The gynecologist:  Hmmm … so it burns when you pee? I should have gone into psychiatry. Hell, I’m going to need a psychiatrist after doing this for a living.

The guest service desk at a hotel: Your room service hasn’t arrived yet?  Who do you think we have working in the kitchen? Superman? Guess what: You are one of hundreds of guests here and you’re no more important that the other ones. If you’re that hungry go find food on your own. Or better yet: go stay at another hotel. Have a nice day.

The historic tour guide: Hey listen, if your kid touches that vase one more time I’m gonna break it over his head. Seriously. And you! Over there! Didn’t I say no flash photography? What part of NO FLASH PHOTOGRAPHY do you not understand?

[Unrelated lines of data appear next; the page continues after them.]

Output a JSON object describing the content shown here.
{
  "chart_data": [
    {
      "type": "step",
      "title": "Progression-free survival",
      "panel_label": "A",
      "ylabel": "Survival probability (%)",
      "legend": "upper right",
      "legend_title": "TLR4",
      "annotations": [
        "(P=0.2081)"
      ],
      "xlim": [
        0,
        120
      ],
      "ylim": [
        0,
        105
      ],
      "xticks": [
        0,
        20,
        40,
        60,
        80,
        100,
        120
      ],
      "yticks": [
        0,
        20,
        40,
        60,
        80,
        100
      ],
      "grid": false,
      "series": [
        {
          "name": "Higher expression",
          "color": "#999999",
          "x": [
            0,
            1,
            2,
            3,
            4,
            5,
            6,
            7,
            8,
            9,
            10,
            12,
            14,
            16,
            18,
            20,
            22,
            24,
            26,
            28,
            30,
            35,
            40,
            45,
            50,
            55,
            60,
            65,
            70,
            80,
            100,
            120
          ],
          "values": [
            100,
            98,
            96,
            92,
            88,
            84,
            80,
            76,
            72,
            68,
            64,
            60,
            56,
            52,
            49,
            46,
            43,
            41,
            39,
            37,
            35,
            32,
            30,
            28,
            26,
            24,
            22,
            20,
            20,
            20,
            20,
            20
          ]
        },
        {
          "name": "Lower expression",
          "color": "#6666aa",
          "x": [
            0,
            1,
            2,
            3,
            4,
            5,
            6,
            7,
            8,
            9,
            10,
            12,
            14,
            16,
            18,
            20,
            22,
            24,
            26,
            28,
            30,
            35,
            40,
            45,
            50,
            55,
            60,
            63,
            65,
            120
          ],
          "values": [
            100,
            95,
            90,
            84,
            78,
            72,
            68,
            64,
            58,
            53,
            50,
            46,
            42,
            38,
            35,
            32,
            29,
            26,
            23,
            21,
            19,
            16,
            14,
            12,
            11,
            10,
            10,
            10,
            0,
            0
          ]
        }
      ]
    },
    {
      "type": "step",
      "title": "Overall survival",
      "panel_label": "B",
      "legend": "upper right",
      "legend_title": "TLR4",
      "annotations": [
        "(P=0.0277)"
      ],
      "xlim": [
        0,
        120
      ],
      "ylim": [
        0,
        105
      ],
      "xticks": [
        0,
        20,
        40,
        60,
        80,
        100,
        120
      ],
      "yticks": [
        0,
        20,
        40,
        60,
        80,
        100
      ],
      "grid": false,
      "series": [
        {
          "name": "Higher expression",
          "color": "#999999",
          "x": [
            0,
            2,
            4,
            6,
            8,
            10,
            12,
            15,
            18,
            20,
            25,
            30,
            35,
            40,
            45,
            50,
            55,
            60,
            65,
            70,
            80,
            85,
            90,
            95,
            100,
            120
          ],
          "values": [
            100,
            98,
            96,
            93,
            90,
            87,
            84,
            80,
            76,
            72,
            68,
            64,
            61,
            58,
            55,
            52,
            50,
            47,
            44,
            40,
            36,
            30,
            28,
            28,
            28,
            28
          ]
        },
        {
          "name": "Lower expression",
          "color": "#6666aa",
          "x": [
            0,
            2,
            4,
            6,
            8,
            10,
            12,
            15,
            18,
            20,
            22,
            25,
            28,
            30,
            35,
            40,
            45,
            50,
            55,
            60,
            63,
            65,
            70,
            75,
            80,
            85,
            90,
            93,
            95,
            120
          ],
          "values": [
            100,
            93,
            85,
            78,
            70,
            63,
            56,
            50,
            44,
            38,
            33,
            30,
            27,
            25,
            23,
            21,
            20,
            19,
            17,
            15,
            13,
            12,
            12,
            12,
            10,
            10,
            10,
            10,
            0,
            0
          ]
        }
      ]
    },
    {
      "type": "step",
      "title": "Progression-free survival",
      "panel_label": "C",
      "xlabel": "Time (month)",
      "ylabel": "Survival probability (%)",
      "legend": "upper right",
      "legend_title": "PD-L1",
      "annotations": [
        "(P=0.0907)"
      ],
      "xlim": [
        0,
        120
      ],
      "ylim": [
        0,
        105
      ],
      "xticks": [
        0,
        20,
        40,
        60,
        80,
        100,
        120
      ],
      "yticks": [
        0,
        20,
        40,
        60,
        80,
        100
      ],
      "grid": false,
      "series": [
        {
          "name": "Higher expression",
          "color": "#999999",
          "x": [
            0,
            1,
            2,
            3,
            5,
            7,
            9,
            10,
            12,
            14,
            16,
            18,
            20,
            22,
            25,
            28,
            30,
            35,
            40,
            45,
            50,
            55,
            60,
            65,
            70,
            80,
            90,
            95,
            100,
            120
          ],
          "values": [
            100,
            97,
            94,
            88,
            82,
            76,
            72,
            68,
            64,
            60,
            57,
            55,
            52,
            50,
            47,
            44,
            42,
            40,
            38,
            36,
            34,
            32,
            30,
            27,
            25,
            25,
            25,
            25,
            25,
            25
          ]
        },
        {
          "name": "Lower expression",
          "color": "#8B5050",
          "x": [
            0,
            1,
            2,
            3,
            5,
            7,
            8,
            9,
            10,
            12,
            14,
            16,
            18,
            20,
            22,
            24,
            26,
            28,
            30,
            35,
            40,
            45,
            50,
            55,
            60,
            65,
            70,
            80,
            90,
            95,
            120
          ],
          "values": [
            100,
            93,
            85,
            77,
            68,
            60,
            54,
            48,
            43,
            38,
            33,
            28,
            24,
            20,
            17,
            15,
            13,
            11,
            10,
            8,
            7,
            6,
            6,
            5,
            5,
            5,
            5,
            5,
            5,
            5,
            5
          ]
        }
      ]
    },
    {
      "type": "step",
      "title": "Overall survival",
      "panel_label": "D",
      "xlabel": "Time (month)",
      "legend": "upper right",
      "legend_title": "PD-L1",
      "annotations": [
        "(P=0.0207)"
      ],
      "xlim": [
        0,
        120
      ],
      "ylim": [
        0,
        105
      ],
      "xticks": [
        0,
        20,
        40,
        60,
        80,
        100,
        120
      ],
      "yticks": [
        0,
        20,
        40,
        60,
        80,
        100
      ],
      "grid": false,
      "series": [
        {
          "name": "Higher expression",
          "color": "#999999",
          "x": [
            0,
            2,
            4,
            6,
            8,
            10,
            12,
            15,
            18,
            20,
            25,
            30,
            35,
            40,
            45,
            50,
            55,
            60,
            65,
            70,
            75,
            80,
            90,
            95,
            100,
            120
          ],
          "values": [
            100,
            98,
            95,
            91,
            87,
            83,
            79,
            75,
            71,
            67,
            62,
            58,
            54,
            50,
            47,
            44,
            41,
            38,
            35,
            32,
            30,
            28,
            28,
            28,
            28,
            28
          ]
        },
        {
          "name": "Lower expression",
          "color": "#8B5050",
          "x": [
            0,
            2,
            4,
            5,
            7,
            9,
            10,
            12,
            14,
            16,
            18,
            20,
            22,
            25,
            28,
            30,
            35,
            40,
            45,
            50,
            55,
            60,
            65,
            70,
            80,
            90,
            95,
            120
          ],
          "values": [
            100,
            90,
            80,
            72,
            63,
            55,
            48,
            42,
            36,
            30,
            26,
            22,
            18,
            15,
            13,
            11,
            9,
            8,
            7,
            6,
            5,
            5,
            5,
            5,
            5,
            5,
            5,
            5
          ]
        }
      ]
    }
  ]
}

The waiter: This isn’t what you ordered? As my kindergarten teacher used to say, “You get what you get and you don’t get upset.”

The fitness instructor: Who are we kidding? We both know you’re not going to stick with this diet and exercise regime. Don’t give me that look! This is the third time you’ve been to this gym and you joined two years ago. And spare me the, “but I rarely eat” song and dance.

The psychotherapist: Lemme guess: It’s not your fault and your parents were terrible. Newsflash: life isn’t fair and it never will be.

The classroom teacher: Why am I crawling out the window? Because I can’t take one more second of your incessant chatter. The 24 of you sound like mosquitoes buzzing in my ears. You’re going to tell your parents? Go ahead! I’m a member of a teacher’s union. Good luck!